Sunday, March 18, 2007

A Love Poem...But Without The Poetry Part

We have maybe 20 readers. Of those 20, probably 15 read us because they think we're interesting or amusing or they love us but can't get us to return their phone calls and this is practically like interacting.

The remaining 5 can't stand us, and they're looking for some opportunity to discover a weakness that they can exploit to make us feel bad on some AOL board later.

So to those of you looking for dirt, I say...Haha...you're going to hate this post. :-)

Lori and I have been together for three years. Three years ago I was attracted to her and intrigued by her wit and zest for life, her compassion and intellect...but frequently frustrated by her inclination to be deferential.

Them days is passed.

She has apparently worked through whatever issues caused her to defer to me, and she's come roaring out of the gate.
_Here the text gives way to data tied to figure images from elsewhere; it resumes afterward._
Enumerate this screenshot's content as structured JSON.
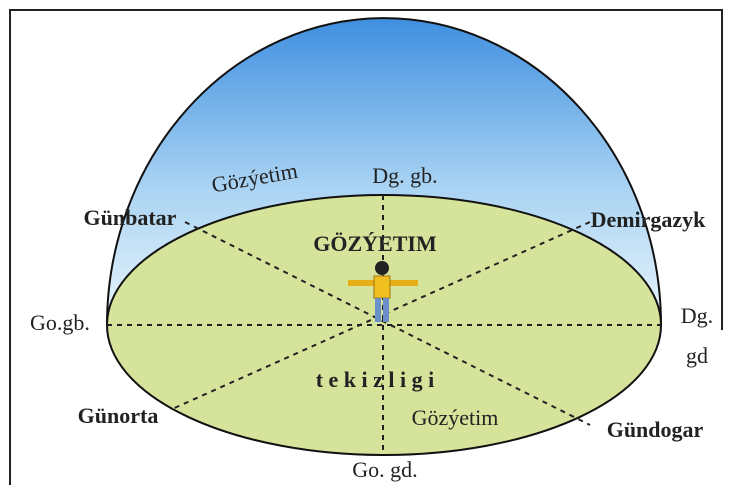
{
  "labels": [
    "Gözýetim",
    "Dg. gb.",
    "Günbatar",
    "GÖZÝETIM",
    "Demirgazyk",
    "Go.gb.",
    "Dg.",
    "gd",
    "t e k i z l i g i",
    "Günorta",
    "Gözýetim",
    "Gündogar",
    "Go. gd."
  ]
}
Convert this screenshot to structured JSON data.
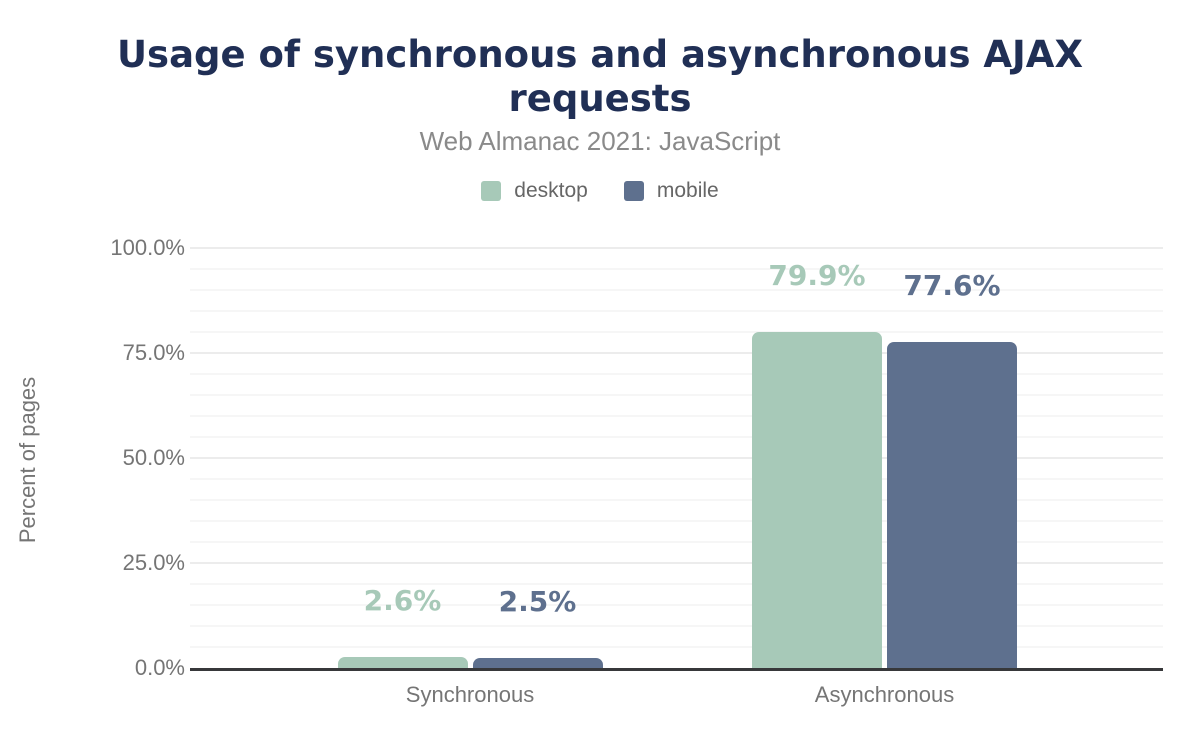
{
  "header": {
    "title": "Usage of synchronous and asynchronous AJAX requests",
    "subtitle": "Web Almanac 2021: JavaScript"
  },
  "chart_data": {
    "type": "bar",
    "title": "Usage of synchronous and asynchronous AJAX requests",
    "subtitle": "Web Almanac 2021: JavaScript",
    "categories": [
      "Synchronous",
      "Asynchronous"
    ],
    "series": [
      {
        "name": "desktop",
        "color": "#a7c9b8",
        "values": [
          2.6,
          79.9
        ],
        "value_labels": [
          "2.6%",
          "79.9%"
        ]
      },
      {
        "name": "mobile",
        "color": "#5e708e",
        "values": [
          2.5,
          77.6
        ],
        "value_labels": [
          "2.5%",
          "77.6%"
        ]
      }
    ],
    "xlabel": "",
    "ylabel": "Percent of pages",
    "ylim": [
      0,
      100
    ],
    "yticks": [
      {
        "value": 0,
        "label": "0.0%"
      },
      {
        "value": 25,
        "label": "25.0%"
      },
      {
        "value": 50,
        "label": "50.0%"
      },
      {
        "value": 75,
        "label": "75.0%"
      },
      {
        "value": 100,
        "label": "100.0%"
      }
    ],
    "minor_grid_step": 5,
    "major_grid_step": 25,
    "grid": true,
    "legend_position": "top"
  },
  "colors": {
    "title": "#202f55",
    "subtitle": "#8a8a8a",
    "axis_text": "#757575",
    "legend_text": "#666666",
    "axis_line": "#37383a",
    "grid_minor": "#f6f6f6",
    "grid_major": "#ececec",
    "background": "#ffffff",
    "desktop": "#a7c9b8",
    "mobile": "#5e708e"
  }
}
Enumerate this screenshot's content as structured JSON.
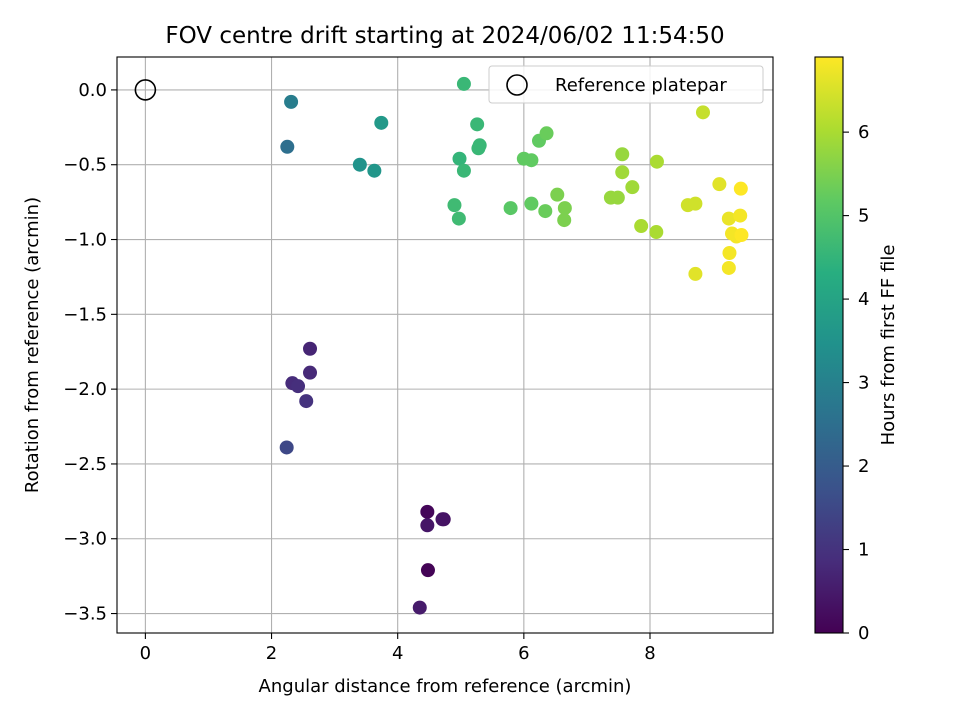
{
  "chart_data": {
    "type": "scatter",
    "title": "FOV centre drift starting at 2024/06/02 11:54:50",
    "xlabel": "Angular distance from reference (arcmin)",
    "ylabel": "Rotation from reference (arcmin)",
    "xlim": [
      -0.45,
      9.95
    ],
    "ylim": [
      -3.63,
      0.22
    ],
    "xticks": [
      0,
      2,
      4,
      6,
      8
    ],
    "xtick_labels": [
      "0",
      "2",
      "4",
      "6",
      "8"
    ],
    "yticks": [
      0.0,
      -0.5,
      -1.0,
      -1.5,
      -2.0,
      -2.5,
      -3.0,
      -3.5
    ],
    "ytick_labels": [
      "0.0",
      "−0.5",
      "−1.0",
      "−1.5",
      "−2.0",
      "−2.5",
      "−3.0",
      "−3.5"
    ],
    "grid": true,
    "legend": {
      "position": "top-right",
      "entries": [
        "Reference platepar"
      ]
    },
    "reference_point": {
      "x": 0,
      "y": 0
    },
    "colorbar": {
      "label": "Hours from first FF file",
      "colormap": "viridis",
      "range": [
        0,
        6.9
      ],
      "ticks": [
        0,
        1,
        2,
        3,
        4,
        5,
        6
      ],
      "tick_labels": [
        "0",
        "1",
        "2",
        "3",
        "4",
        "5",
        "6"
      ]
    },
    "points": [
      {
        "x": 4.48,
        "y": -3.21,
        "c": 0.05
      },
      {
        "x": 4.47,
        "y": -2.82,
        "c": 0.1
      },
      {
        "x": 4.47,
        "y": -2.91,
        "c": 0.4
      },
      {
        "x": 4.73,
        "y": -2.87,
        "c": 0.3
      },
      {
        "x": 4.71,
        "y": -2.87,
        "c": 0.35
      },
      {
        "x": 4.35,
        "y": -3.46,
        "c": 0.5
      },
      {
        "x": 2.61,
        "y": -1.73,
        "c": 0.7
      },
      {
        "x": 2.61,
        "y": -1.89,
        "c": 0.8
      },
      {
        "x": 2.33,
        "y": -1.96,
        "c": 0.85
      },
      {
        "x": 2.42,
        "y": -1.98,
        "c": 0.9
      },
      {
        "x": 2.55,
        "y": -2.08,
        "c": 1.0
      },
      {
        "x": 2.24,
        "y": -2.39,
        "c": 1.5
      },
      {
        "x": 2.25,
        "y": -0.38,
        "c": 2.5
      },
      {
        "x": 2.31,
        "y": -0.08,
        "c": 2.9
      },
      {
        "x": 3.4,
        "y": -0.5,
        "c": 3.5
      },
      {
        "x": 3.63,
        "y": -0.54,
        "c": 3.6
      },
      {
        "x": 3.74,
        "y": -0.22,
        "c": 3.7
      },
      {
        "x": 5.05,
        "y": 0.04,
        "c": 4.6
      },
      {
        "x": 5.26,
        "y": -0.23,
        "c": 4.6
      },
      {
        "x": 5.3,
        "y": -0.37,
        "c": 4.6
      },
      {
        "x": 5.28,
        "y": -0.39,
        "c": 4.6
      },
      {
        "x": 4.98,
        "y": -0.46,
        "c": 4.5
      },
      {
        "x": 5.05,
        "y": -0.54,
        "c": 4.6
      },
      {
        "x": 4.9,
        "y": -0.77,
        "c": 4.7
      },
      {
        "x": 4.97,
        "y": -0.86,
        "c": 4.7
      },
      {
        "x": 5.79,
        "y": -0.79,
        "c": 5.1
      },
      {
        "x": 6.0,
        "y": -0.46,
        "c": 5.2
      },
      {
        "x": 6.12,
        "y": -0.47,
        "c": 5.2
      },
      {
        "x": 6.12,
        "y": -0.76,
        "c": 5.2
      },
      {
        "x": 6.24,
        "y": -0.34,
        "c": 5.2
      },
      {
        "x": 6.36,
        "y": -0.29,
        "c": 5.3
      },
      {
        "x": 6.34,
        "y": -0.81,
        "c": 5.3
      },
      {
        "x": 6.53,
        "y": -0.7,
        "c": 5.5
      },
      {
        "x": 6.65,
        "y": -0.79,
        "c": 5.5
      },
      {
        "x": 6.64,
        "y": -0.87,
        "c": 5.5
      },
      {
        "x": 7.38,
        "y": -0.72,
        "c": 5.8
      },
      {
        "x": 7.49,
        "y": -0.72,
        "c": 5.8
      },
      {
        "x": 7.56,
        "y": -0.43,
        "c": 5.8
      },
      {
        "x": 7.56,
        "y": -0.55,
        "c": 5.9
      },
      {
        "x": 7.72,
        "y": -0.65,
        "c": 5.9
      },
      {
        "x": 7.86,
        "y": -0.91,
        "c": 6.0
      },
      {
        "x": 8.1,
        "y": -0.95,
        "c": 6.0
      },
      {
        "x": 8.11,
        "y": -0.48,
        "c": 6.0
      },
      {
        "x": 8.84,
        "y": -0.15,
        "c": 6.3
      },
      {
        "x": 8.6,
        "y": -0.77,
        "c": 6.4
      },
      {
        "x": 8.72,
        "y": -0.76,
        "c": 6.4
      },
      {
        "x": 8.72,
        "y": -1.23,
        "c": 6.6
      },
      {
        "x": 9.1,
        "y": -0.63,
        "c": 6.6
      },
      {
        "x": 9.25,
        "y": -0.86,
        "c": 6.7
      },
      {
        "x": 9.3,
        "y": -0.96,
        "c": 6.8
      },
      {
        "x": 9.26,
        "y": -1.09,
        "c": 6.8
      },
      {
        "x": 9.25,
        "y": -1.19,
        "c": 6.8
      },
      {
        "x": 9.37,
        "y": -0.98,
        "c": 6.8
      },
      {
        "x": 9.43,
        "y": -0.84,
        "c": 6.8
      },
      {
        "x": 9.45,
        "y": -0.97,
        "c": 6.9
      },
      {
        "x": 9.44,
        "y": -0.66,
        "c": 6.9
      }
    ]
  }
}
She's feisty and funny and full of piss and vinegar and I love the hell out of her. I feel a kind of exultant joy at this relationship that surprises even me. I love that she's as smart as me, as funny as me, as opinionated as me. Neither one of us has to carry the other or explain the joke. I love the sideways glances, the quick caresses, the eyes that melt my heart, and the laser jabs from nowhere. I love that she'll sneak up behind me, kiss my ear and whisper, "Bitch."...and then laugh.

Every other weekend we have two days off together, and I fall more deeply in love. And every time, I think "Okay...this is as big as it gets." But so far I just keep finding more stuff that delights me.

I don't think I've ever had this much fun with anyone in my life. For the first time ever, I feel sort of panicky at the prospect of dying someday. Forty more years won't be enough with her.